「徂徠訓」

「デイ・バイ・デイ」も今日で860号(*注:現在の学校に赴任してからの通算)。毎日こんなふうに書くようになってから9年目ですので、総計で1900回余りになります。(ブログ上は7年半1678回)  その間、三つの学校を渡り歩きましたが、歳時などで同じ内容を扱うことはあっても、全文をコピペということは一度もなく、今日まで来ていています。同じことを書かないよう努力してきましたが、特にこの一年は話題に事欠き、苦労することが多かったように思います。  理由は三つあります。  ひとつは加齢による能力の衰え――日常の中から何かを紡ぎだすということが下手になっています。  ふたつ目は不勉強。特にこの一年はろくな読書をしていません。
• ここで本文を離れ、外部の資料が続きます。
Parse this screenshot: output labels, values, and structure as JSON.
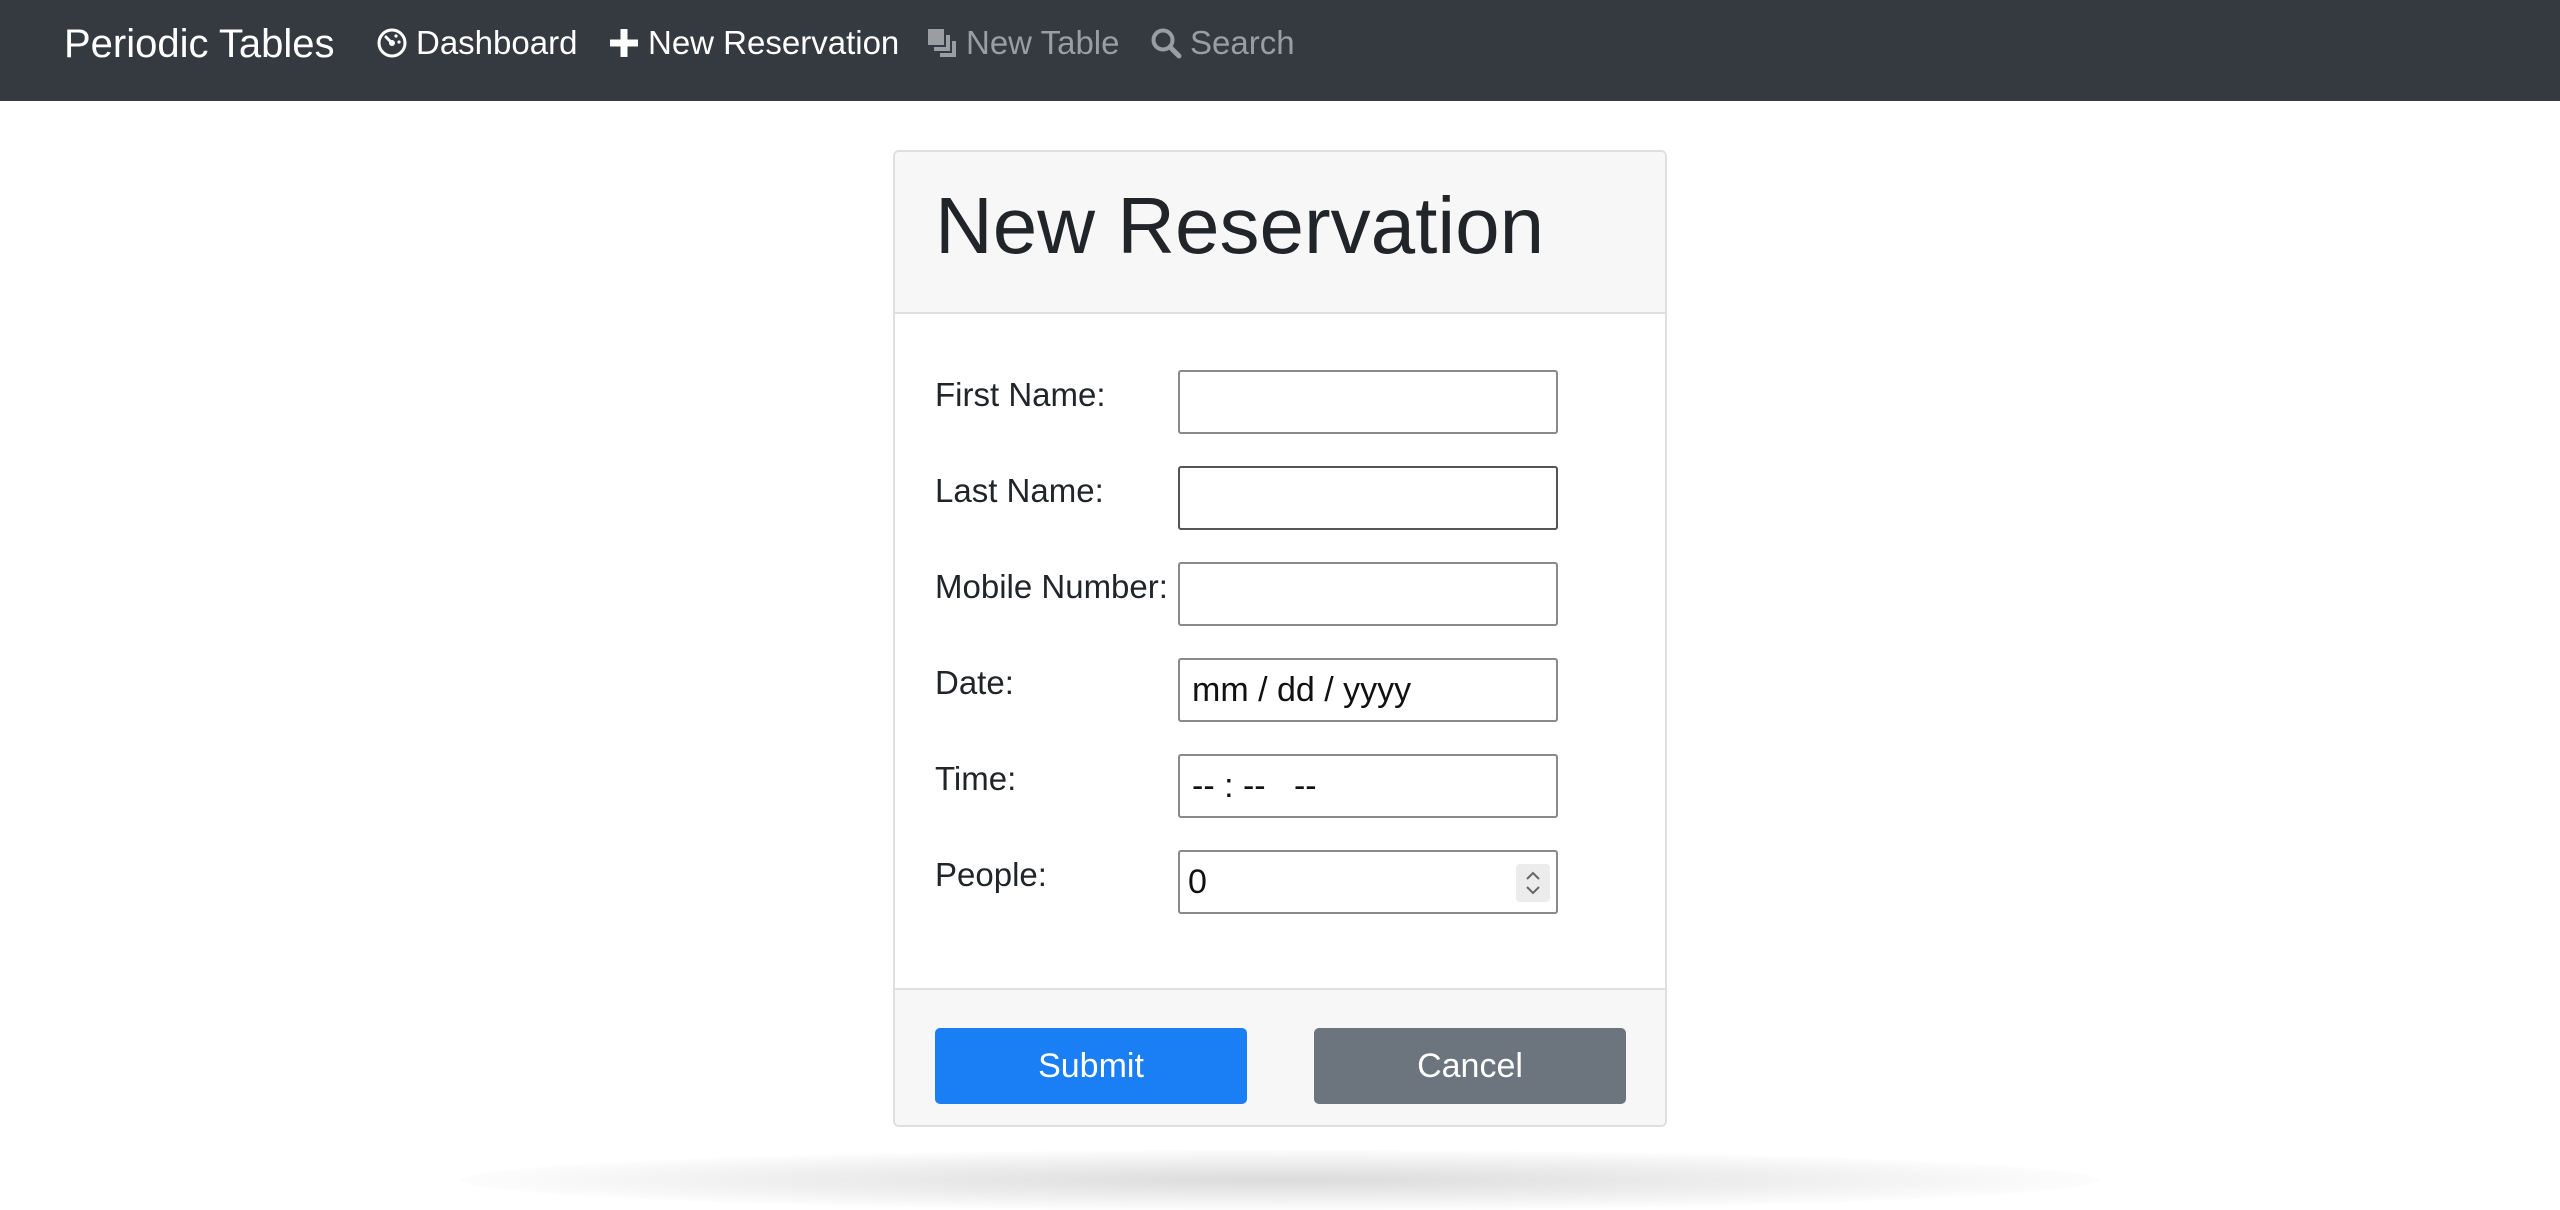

ネットで文章を読むことが多くなっています。  しかし何と言っても三つ目、同じ学校に4年もいると引き出しの中は空っぽになりつつあるということです。持っているものはもうほとんど出し尽くしてしまい、もう出すものがありません――と思っていたのですが、実は意外なところに穴がありました。当然しゃべっているはずだと思っていたことの中に、まだ話していない大事なことがあったのです。そのひとつが「徂徠訓」です。調べたら6年前に扱っただけで、この学校に来てからは一度も紹介してありません。先輩から教わった中で、もっとも大切なことのひとつだというのに。 「徂徠訓」は江戸中期の儒学者荻生徂徠が書き残した、人の上に立つ者の心得といった内容の一文です。それは学級経営をする上で、いつも心の隅に置いておいたものです。 「徂徠訓」 一、人の長所を始めより知らんと求むべからず。人を用いて長所のあらわるものなり   (人の長所を始めから知ろうとしてはいけない。人を用いて始めて長所は現れるものである) 二、人は長所のみ取らば即ち可なり。短所を知るを要せず   (人は長所のみをとればよい。短所を知る必要はない) 三、己が好みに合う者のみを用いる勿れ   (自分の好みに合う者だけを用いてはいけない) 四、少過を咎むる必要なし。ただ事を大切になさば可なり   (小さい過ちをとがめる必要はない。ただ仕事を丁寧にしてくれればよいのだ) 五、用いる上は、その事を十分に委むべし   (人を用いる上は、仕事を十分に相手に委せよ) 六、上にある者、下の者と才知を争うべからず   (上にある者は、下の者に才智をひけらかしてはならない。ましてや勝とうとしてはならない) 七、人材は必ず一癖あるものなり。器材なるが故なり。癖を捨てるべからず   (人材は必ず一癖あるものである。逸材であるがゆえにそうなのだから、癖を捨ててはいけない) 八、かくして、よく用うれば事に適し、時に応ずるほどの人物は必ずこれあり   (このようにして丁寧に用いれば、その仕事に適し時代にふさわしい人物は必ず現れるものである)  私は特に一番と五番、七番が好きです。  子どもの長所を探そうとしてのダメなのです。良く教えて、動かす中からそれは見えてきます(一番)。  そして十分に教え、練習させ、あとは腹をくくって任せるしかない。責任は教師が取ればいい(五番)。  逸材というのはひと癖もふた癖もある。それを嫌ってその人の偏りを直そうとしてはいけません(七番)。    うまくいかない場合も多かったのですが、それでも常に心に納めていた言葉です。